Kevin Stallings was fired after an 8-24 season that not only saw the Panthers struggle on the floor, but also at the gate.
Pitt set the low-water mark for regular-season Petersen Events Center attendance early in the season and then twice lowered it, settling at a season low of 2,333 against Mount St. Mary’s on Dec. 5, 2017.
Things didn’t improve as Pitt went winless during conference play.

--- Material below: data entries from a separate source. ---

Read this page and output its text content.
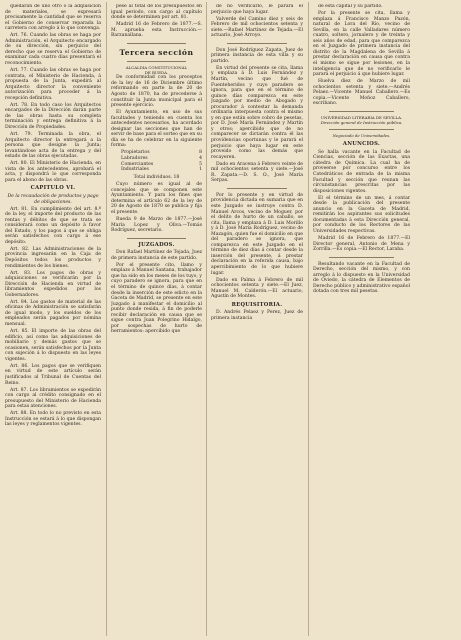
quedarán de uno otro ó la adquisición de materiales, se expresará precisamente la cantidad que se reserva el Gobierno de conservar reparada la carretera con arreglo á lo que convenga.

Art. 76. Cuando las obras se haga por Administración, el Arquitecto encargado de su dirección, sin perjuicio del derecho que se reserva el Gobierno de examinar cada cuatro dias presentará el reconocimiento.

Art. 77. Cuando las obras se haga por contrata, el Ministerio de Hacienda, á propuesta de la Junta, expedirá al Arquitecto director la conveniente autorización para proceder á la recepción definitiva.

Art. 78. En todo caso los Arquitectos encargados de la Dirección darán parte de las obras hasta su completa terminación y entrega definitiva á la Dirección de Propiedades.

Art. 79. Terminada la obra, el Arquitecto director la entregará a la persona que designe la Junta; levantándose acta de la entrega y del estado de las obras ejecutadas.

Art. 80. El Ministerio de Hacienda, en vista de los antecedentes, aprobará el acta, y dispondrá lo que corresponda para el abono de las obras.

CAPITULO VI.

De la recaudación de productos y pago de obligaciones.

Art. 81. En cumplimiento del art. 8.º de la ley, el importe del producto de las rentas y débitos de que se trata se considerará como un depósito á favor del Estado, y los pagos á que se obliga serán satisfechos con cargo á ese depósito.

Art. 82. Las Administraciones de la provincia ingresarán en la Caja de Depósitos todos los productos y rendimientos de los bienes.

Art. 83. Los pagos de obras y adquisiciones se verificarán por la Dirección de Hacienda en virtud de libramientos expedidos por los Gobernadores.

Art. 84. Los gastos de material de las oficinas de Administración se satisfarán de igual modo, y los sueldos de los empleados serán pagados por nómina mensual.

Art. 85. El importe de las obras del edificio, así como las adquisiciones de mobiliario y demás gastos que se ocasionen, serán satisfechos por la Junta con sujeción á lo dispuesto en las leyes vigentes.

Art. 86. Los pagos que se verifiquen en virtud de este artículo serán justificados al Tribunal de Cuentas del Reino.

Art. 87. Los libramientos se expedirán con cargo al crédito consignado en el presupuesto del Ministerio de Hacienda para estas atenciones.

Art. 88. En todo lo no previsto en esta Instrucción se estará á lo que dispongan las leyes y reglamentos vigentes.

pese al total de los presupuestos en igual periodo, con cargo al capítulo donde se determinen por art. 81.

Madrid 16 de Febrero de 1877.—S. M. aprueba esta Instrucción.—Barzanallana.

Tercera sección
ALCALDIA CONSTITUCIONAL
DE RUEDA.

De conformidad con los preceptos de la ley de 16 de Diciembre último reformando en parte la de 20 de Agosto de 1870, ha de procederse á constituir la Junta municipal para el presente ejercicio.

El Ayuntamiento, en uso de sus facultades y teniendo en cuenta los antecedentes necesarios, ha acordado designar las secciones que han de servir de base para el sorteo que en su día se ha de celebrar en la siguiente forma:

Propietarios	8
Labradores	4
Comerciantes	5
Industriales	1
Total individuos. 18

Cuyo número es igual al de concejales que se componen este Ayuntamiento. Y para los fines que determina el artículo 62 de la ley de 20 de Agosto de 1870 se publica y fija el presente.

Rueda 9 de Marzo de 1877.—José María Lopez y Oliva.—Tomás Rodríguez, secretario.

JUZGADOS.

Don Rafael Martínez de Tejada, Juez de primera instancia de este partido.

Por el presente cito, llamo y emplazo á Manuel Santana, trabajador que ha sido en los meses de los tuyo, y cuyo paradero se ignora, para que en el término de quince días, á contar desde la inserción de este edicto en la Gaceta de Madrid, se presente en este Juzgado á manifestar el domicilio al punto donde resida, á fin de poderle recibir declaración en causa que se sigue contra Juan Polegrino Hidalgo, por sospechas de hurto de herramientos: apercibido que

de no verificarlo, le parará el perjuicio que haya lugar.

Valverde del Camino diez y seis de Febrero de mil ochocientos setenta y siete.—Rafael Martínez de Tejada.—El actuario, José Arroyo.

Don José Rodríguez Zapata, Juez de primera instancia de esta villa y su partido.

En virtud del presente se cita, llama y emplaza á D. Luis Fernández y Martín, vecino que fué de Fuenteheridos y cuyo paradero se ignora, para que en el término de quince días comparezca en este Juzgado por medio de Abogado y procurador á contestar la demanda ordinaria interpuesta contra el mismo y en que están sobre cobro de pesetas, por D. José María Fernández y Martín y otros; apercibido que de no comparecer se dictarán contra él las providencias oportunas y le parará el perjuicio que haya lugar en este proveido como las demás que recayeren.

Dado en Aracena á Febrero veinte de mil ochocientos setenta y siete.—José R. Zapata.—D. S. O., José María Serpas.

Por lo presente y en virtud de providencia dictada en sumaria que en este Juzgado se instruye contra D. Manuel Arcos, vecino de Moguer, por el delito de hurto de un caballo, se cita, llama y emplaza á D. Luis Morillo y á D. José María Rodríguez, vecino de Mazagón, quien fue el domicilio en que del paradero se ignora, que comparezca en este Juzgado en el término de diez días á contar desde la inserción del presente, á prestar declaración en la referida causa, bajo apercibimiento de lo que hubiere lugar.

Dado en Palma á Febrero de mil ochocientos setenta y siete.—El Juez, Manuel M. Calderón.—El actuario, Agustín de Montes.

REQUISITORIA.

D. Andrés Pelaez y Perez, Juez de primera instancia

de esta capital y su partido.

Por la presente se cita, llama y emplaza á Francisco Manzo Pazón, natural de Lora del Río, vecino de Sevilla, en la calle Valladares número cuatro, soltero, jornalero y de treinta y seis años de edad, para que comparezca en el Juzgado de primera instancia del distrito de la Magdalena de Sevilla á prestar declaración en causa que contra el mismo se sigue por lesiones, en la inteligencia que de no verificarlo le parará el perjuicio á que hubiere lugar.

Huelva diez de Marzo de mil ochocientos setenta y siete.—Andrés Pelaez.—Vicente Manuel Caballero.—Es copia.—Vicente Moñoz Caballero, escribano.

UNIVERSIDAD LITERARIA DE SEVILLA.
Dirección general de Instrucción pública.
Negociado de Universidades.
ANUNCIOS.

Se halla vacante en la Facultad de Ciencias, sección de las Exactas, una cátedra de Química. La cual ha de proveerse por concurso entre los Catedráticos de entrada de la misma Facultad y sección que reunan las circunstancias prescritas por las disposiciones vigentes.

El el término de un mes, á contar desde la publicación del presente anuncio en la Gaceta de Madrid, remitirán los aspirantes sus solicitudes documentadas á esta Dirección general, por conducto de los Rectores de las Universidades respectivas.

Madrid 16 de Febrero de 1877.—El Director general, Antonio de Mena y Zorrilla.—Es copia.—El Rector, Laraba.

Resultando vacante en la Facultad de Derecho, sección del mismo, y con arreglo á lo dispuesto en la Universidad de Oviedo, la cátedra de Elementos de Derecho público y administrativo español dotada con tres mil pesetas.
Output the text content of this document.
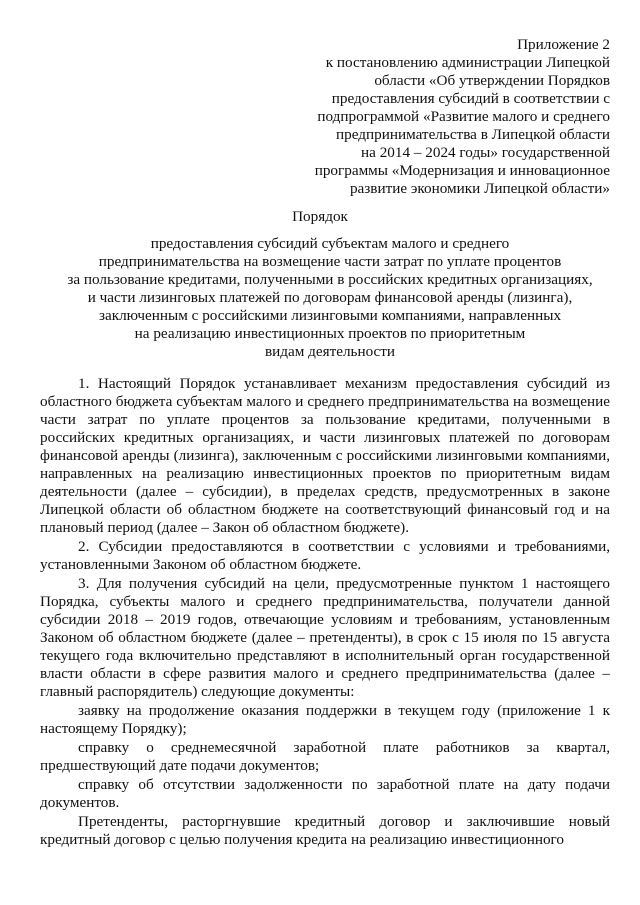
Приложение 2
к постановлению администрации Липецкой
области «Об утверждении Порядков
предоставления субсидий в соответствии с
подпрограммой «Развитие малого и среднего
предпринимательства в Липецкой области
на 2014 – 2024 годы» государственной
программы «Модернизация и инновационное
развитие экономики Липецкой области»
Порядок
предоставления субсидий субъектам малого и среднего
предпринимательства на возмещение части затрат по уплате процентов
за пользование кредитами, полученными в российских кредитных организациях,
и части лизинговых платежей по договорам финансовой аренды (лизинга),
заключенным с российскими лизинговыми компаниями, направленных
на реализацию инвестиционных проектов по приоритетным
видам деятельности

1. Настоящий Порядок устанавливает механизм предоставления субсидий из областного бюджета субъектам малого и среднего предпринимательства на возмещение части затрат по уплате процентов за пользование кредитами, полученными в российских кредитных организациях, и части лизинговых платежей по договорам финансовой аренды (лизинга), заключенным с российскими лизинговыми компаниями, направленных на реализацию инвестиционных проектов по приоритетным видам деятельности (далее – субсидии), в пределах средств, предусмотренных в законе Липецкой области об областном бюджете на соответствующий финансовый год и на плановый период (далее – Закон об областном бюджете).

2. Субсидии предоставляются в соответствии с условиями и требованиями, установленными Законом об областном бюджете.

3. Для получения субсидий на цели, предусмотренные пунктом 1 настоящего Порядка, субъекты малого и среднего предпринимательства, получатели данной субсидии 2018 – 2019 годов, отвечающие условиям и требованиям, установленным Законом об областном бюджете (далее – претенденты), в срок с 15 июля по 15 августа текущего года включительно представляют в исполнительный орган государственной власти области в сфере развития малого и среднего предпринимательства (далее – главный распорядитель) следующие документы:

заявку на продолжение оказания поддержки в текущем году (приложение 1 к настоящему Порядку);

справку о среднемесячной заработной плате работников за квартал, предшествующий дате подачи документов;

справку об отсутствии задолженности по заработной плате на дату подачи документов.

Претенденты, расторгнувшие кредитный договор и заключившие новый кредитный договор с целью получения кредита на реализацию инвестиционного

Just 2,420 saw Pitt play Wake Forest on Feb. 21. They averaged 4,117 for the season, down from 8,327 in Stallings’ first season and the lowest average attendance for Pitt since 1982.
The Petersen Events Center was once one of the toughest places to play in all of college basketball, with Pitt selling out nearly a decade’s worth of home basketball games before the program’s down turn in the middle of this decade.
“It’s critically important that we get The Pete where The Pete was at one time,” Lyke said. “In the interview with Jeff, he described the environment as being intimidating and a tough home place to play and he knows what can happen there.”
Lyke has already undertaken steps to flip the court at the building after the 2018-19 season to feature the Oakland Zoo student section on television behind the benches and revamp the courtside suites. The suites and other courtside seats are already sold out for 2018-19.
“Visibly, from a national television standpoint, people will see what we all feel when we come into The Pete,” Lyke added.